Definições de ética e moralismo

Prof. Me. Cídio Lopes de Almeida/ L'Institut du Monde Arabe



Prof. Me. Cídio Lopes de Almeida
filosofia@institutokora.org.br

Ética  moral nos remete ao termo lugar que também se faz presente na  filosofia Grega Clássica. A ética enquanto reflexão racional do “que é esse lugar(ethos)” ou a moral como preocupação dos indivíduos e sua comunidade em  inscreverem-se  nesse ou naquele ethos, delineiam em ambas o tema do lugar como sendo comum.
            Até mesmo a possibilidade de poder discutir racionalmente acerca do ethos, figura um lugar específico e que é distinto do lugar onde o “Poder” é permeado por moralismo, comum nas teocracias. Nesse contexto de poder, o pensar acerca dos princípios que orientam e inscreve a comunidade em um determinado lugar é visto como uma atitude subversiva.

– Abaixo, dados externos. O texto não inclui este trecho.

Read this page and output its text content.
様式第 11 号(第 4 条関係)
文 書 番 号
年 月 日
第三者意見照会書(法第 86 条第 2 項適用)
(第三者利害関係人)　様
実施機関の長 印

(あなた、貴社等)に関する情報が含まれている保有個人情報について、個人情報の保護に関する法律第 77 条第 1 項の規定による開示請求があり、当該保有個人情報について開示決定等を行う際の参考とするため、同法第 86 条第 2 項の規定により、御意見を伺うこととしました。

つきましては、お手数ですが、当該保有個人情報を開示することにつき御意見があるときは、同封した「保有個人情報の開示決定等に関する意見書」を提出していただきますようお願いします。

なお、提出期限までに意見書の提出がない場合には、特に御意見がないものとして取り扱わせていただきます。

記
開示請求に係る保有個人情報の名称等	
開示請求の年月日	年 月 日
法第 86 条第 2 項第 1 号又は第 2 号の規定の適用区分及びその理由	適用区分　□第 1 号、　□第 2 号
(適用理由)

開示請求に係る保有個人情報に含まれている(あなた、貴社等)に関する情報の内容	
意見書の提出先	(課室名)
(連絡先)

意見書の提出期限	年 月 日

            Para pensarmos o lugar no âmbito da cultura grega clássica, fonte da ética e da filosofia como modo de conhecimento, faz-se mister evocar outros termos relacionados aos ethos, digressão que irá nos permitir construir uma ponte entre o que é ethos e o sagrado enquanto lugar de uma moral ou regra de viver (nómos – lei).
            Os termos são: génos, topos(τόπος) e khôra(cwra)[1], que irei apresentado ao longo do texto e em que sentido pretendo articulá-los com a ética e a moral, mas, sinteticamente, pode-se dizer que génos é o lugar da família, topos o lugar geográfico, e khôra um tipo de espaço-lugar mais sutil que permite o “real ser” ou mesmo um tipo de espaço que possibilita as “pessoas existirem”.

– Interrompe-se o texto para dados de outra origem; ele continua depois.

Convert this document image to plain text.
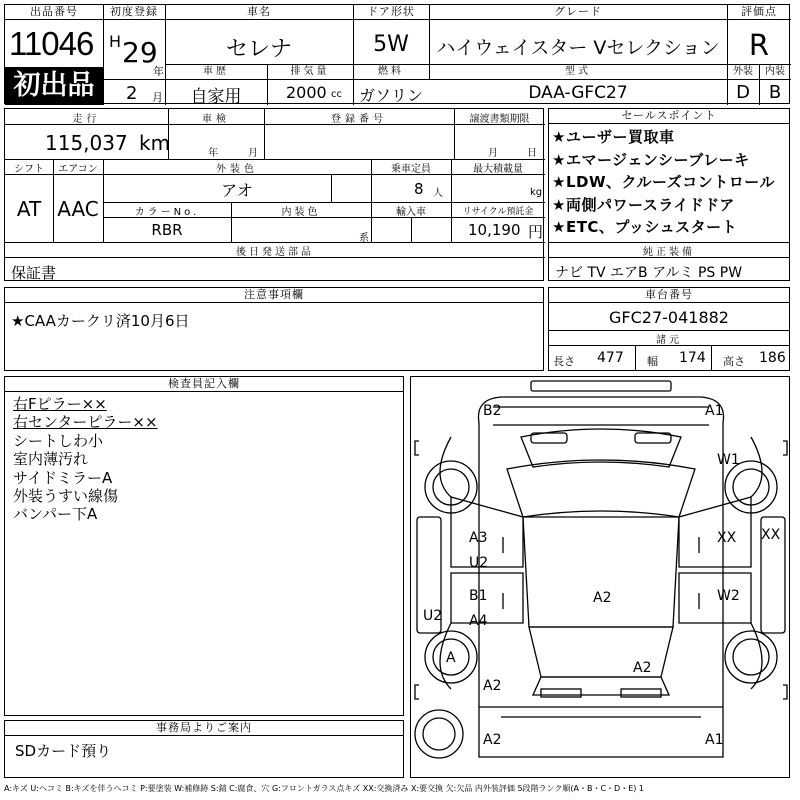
出品番号
11046
初出品
初度登録
H 29
年
2 月
車名
セレナ
ドア形状
5W
グレード
ハイウェイスター Vセレクション
評価点
R
車歴	排気量	燃料	型式
自家用	2000 cc	ガソリン	DAA-GFC27
外装	内装
D	B
走行
115,037 km
車検
年	月
登録番号	譲渡書類期限
月	日
シフト
AT
エアコン
AAC
外装色
アオ
乗車定員
8 人
最大積載量
kg
カラーNo.
RBR
内装色
系
輸入車	リサイクル預託金
10,190 円
後日発送部品
保証書
セールスポイント
★ユーザー買取車
★エマージェンシーブレーキ
★LDW、クルーズコントロール
★両側パワースライドドア
★ETC、プッシュスタート
純正装備
ナビ TV エアB アルミ PS PW
注意事項欄
★CAAカークリ済10月6日
車台番号
GFC27-041882
諸元
長さ 477 幅 174 高さ 186
検査員記入欄
右Fピラー××
右センターピラー××
シートしわ小
室内薄汚れ
サイドミラーA
外装うすい線傷
バンパー下A
事務局よりご案内
SDカード預り
B2	A1
W1
A3
U2
XX XX
B1
A4
A2	W2
U2
A
A2
A2
A2	A1
A:キズ U:ヘコミ B:キズを伴うヘコミ P:要塗装 W:補修跡 S:錆 C:腐食、穴 G:フロントガラス点キズ XX:交換済み X:要交換 欠:欠品 内外装評価 5段階ランク順(A・B・C・D・E) 1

            Penso que génos[2] constitui um lugar que molda a idéia de ethos na Grécia Clássica. Na sociedade rural dos primórdios das terras de Sócrates, Platão e Aristóteles, a família era uma figura muito forte e a identidade de cada indivíduo estava fundida com a de sua família. Não se concebe nesse contexto um indivíduo por si, mas ele é sempre visto segundo seu génos. De certo modo como “devo ser” já está claro pelo legado dos anciãos. Essa característica de família e identidade ser o lugar privilegiado de construção do ethos, do que “devo fazer” parece estar na própria natureza do que é ser gente, ser humano. Pode-se verificar em várias culturas e épocas que em sua fase agrária da cultura a família exerce esse lugar privilegiado de transmissão e construção dos valores morais. Indo mais a frente, a própria condição humana é um demarcar, delimitar um “lugar” e mantê-lo ao longo do tempo como elemento de identidade e existência. Cena na qual o Sagrado funciona como um recurso recorrente para construção e manutenção de uma hetero-identidade (externa). As leis morais, portanto, assume o lugar de Leis divinas; vontade de Deus.

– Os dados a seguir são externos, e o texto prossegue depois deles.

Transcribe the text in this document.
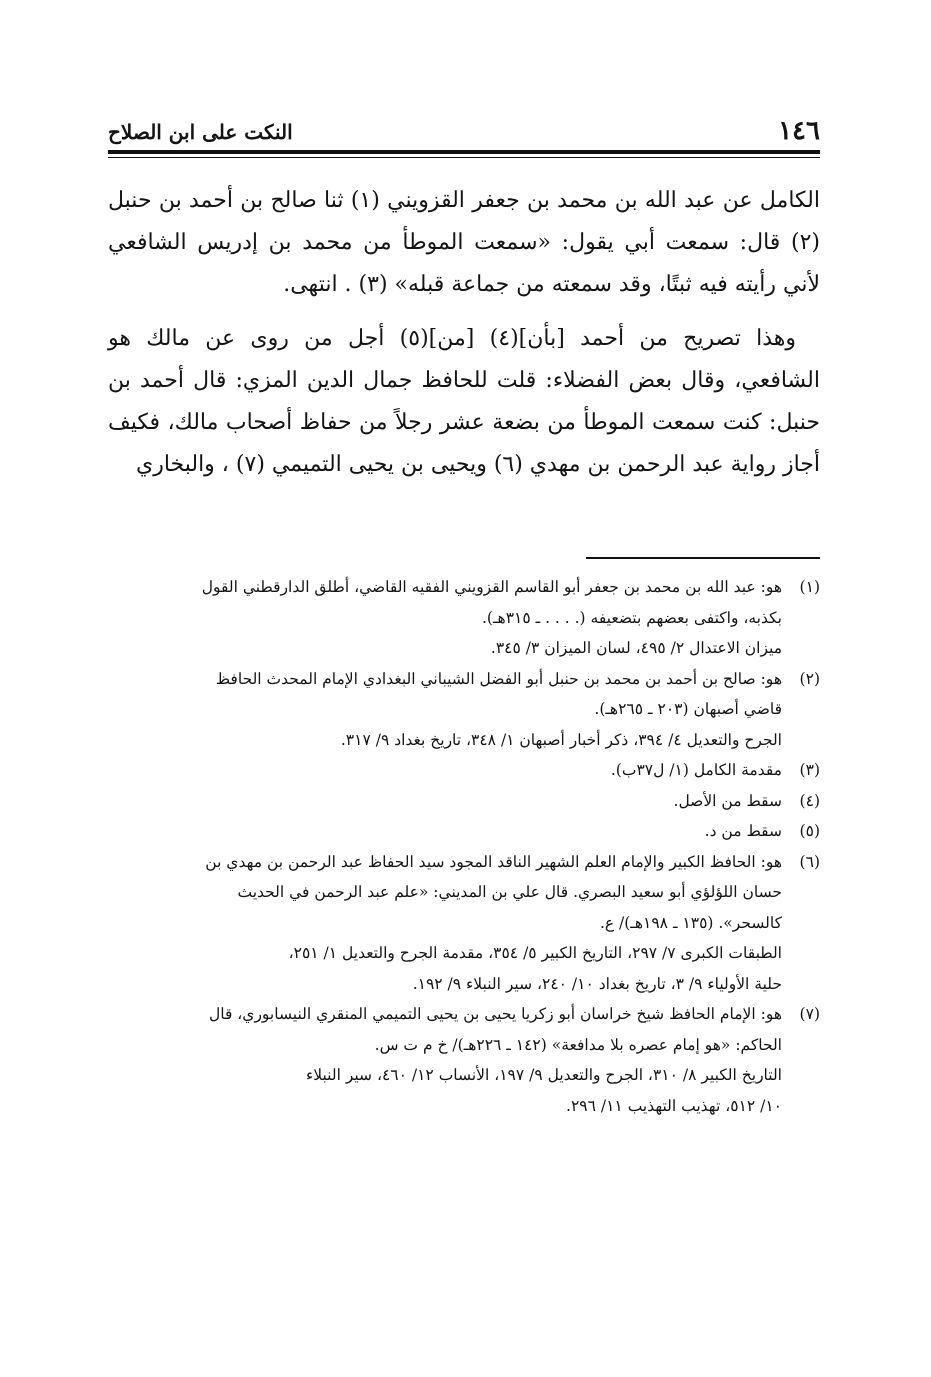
١٤٦
النكت على ابن الصلاح

الكامل عن عبد الله بن محمد بن جعفر القزويني (١) ثنا صالح بن أحمد بن حنبل (٢) قال: سمعت أبي يقول: «سمعت الموطأ من محمد بن إدريس الشافعي لأني رأيته فيه ثبتًا، وقد سمعته من جماعة قبله» (٣) . انتهى.

وهذا تصريح من أحمد [بأن](٤) [من](٥) أجل من روى عن مالك هو الشافعي، وقال بعض الفضلاء: قلت للحافظ جمال الدين المزي: قال أحمد بن حنبل: كنت سمعت الموطأ من بضعة عشر رجلاً من حفاظ أصحاب مالك، فكيف أجاز رواية عبد الرحمن بن مهدي (٦) ويحيى بن يحيى التميمي (٧) ، والبخاري

(١)
هو: عبد الله بن محمد بن جعفر أبو القاسم القزويني الفقيه القاضي، أطلق الدارقطني القول
بكذبه، واكتفى بعضهم بتضعيفه (. . . . ـ ٣١٥هـ).
ميزان الاعتدال ٢/ ٤٩٥، لسان الميزان ٣/ ٣٤٥.
(٢)
هو: صالح بن أحمد بن محمد بن حنبل أبو الفضل الشيباني البغدادي الإمام المحدث الحافظ
قاضي أصبهان (٢٠٣ ـ ٢٦٥هـ).
الجرح والتعديل ٤/ ٣٩٤، ذكر أخبار أصبهان ١/ ٣٤٨، تاريخ بغداد ٩/ ٣١٧.
(٣)
مقدمة الكامل (١/ ل٣٧ب).
(٤)
سقط من الأصل.
(٥)
سقط من د.
(٦)
هو: الحافظ الكبير والإمام العلم الشهير الناقد المجود سيد الحفاظ عبد الرحمن بن مهدي بن
حسان اللؤلؤي أبو سعيد البصري. قال علي بن المديني: «علم عبد الرحمن في الحديث
كالسحر». (١٣٥ ـ ١٩٨هـ)/ ع.
الطبقات الكبرى ٧/ ٢٩٧، التاريخ الكبير ٥/ ٣٥٤، مقدمة الجرح والتعديل ١/ ٢٥١،
حلية الأولياء ٩/ ٣، تاريخ بغداد ١٠/ ٢٤٠، سير النبلاء ٩/ ١٩٢.
(٧)
هو: الإمام الحافظ شيخ خراسان أبو زكريا يحيى بن يحيى التميمي المنقري النيسابوري، قال
الحاكم: «هو إمام عصره بلا مدافعة» (١٤٢ ـ ٢٢٦هـ)/ خ م ت س.
التاريخ الكبير ٨/ ٣١٠، الجرح والتعديل ٩/ ١٩٧، الأنساب ١٢/ ٤٦٠، سير النبلاء
١٠/ ٥١٢، تهذيب التهذيب ١١/ ٢٩٦.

            Da imbricação do lugar com o ethos decorre uma questão iminente: Como é possível os povos nômades ou seminômades construírem seu lugar? Sem um lugar ou topos  como foi possível a construção ou quais são as marcas dessa condição de nômades na moral de um determinado povo?
            O povo Hebreu como temos acesso na Torah ou Primeiro Testamento[3] parece ter registrado na sua história essa transição. Não só como elemento do passado, coisa que se deve esquecer. A  migração e o constante êxodo são absorvidos e passam ser constitutivos do ethos semita.
            Nesse sentido, vamos observar o curioso Deus que “caminha junto”(peleja junto) do seu povo escolhido. Inicialmente, antes da fase de fixação, os hebreus não têm um “lugar” para o culto, mas apenas o Deus que promete um “lugar”, a terra que brota leite e mel. Depois, uma “arca da aliança” parece casar bem com a necessidade de mobilidade dos seminômades e uma solução inteligente de construção de um lugar móvel. Se a invenção dos hebreus foi descolar o lugar da topografia e  carregá-lo junto consigo, não conseguiram, por outro lado, se prescindir da necessidade humana de um lugar para construção de identidade moralidade.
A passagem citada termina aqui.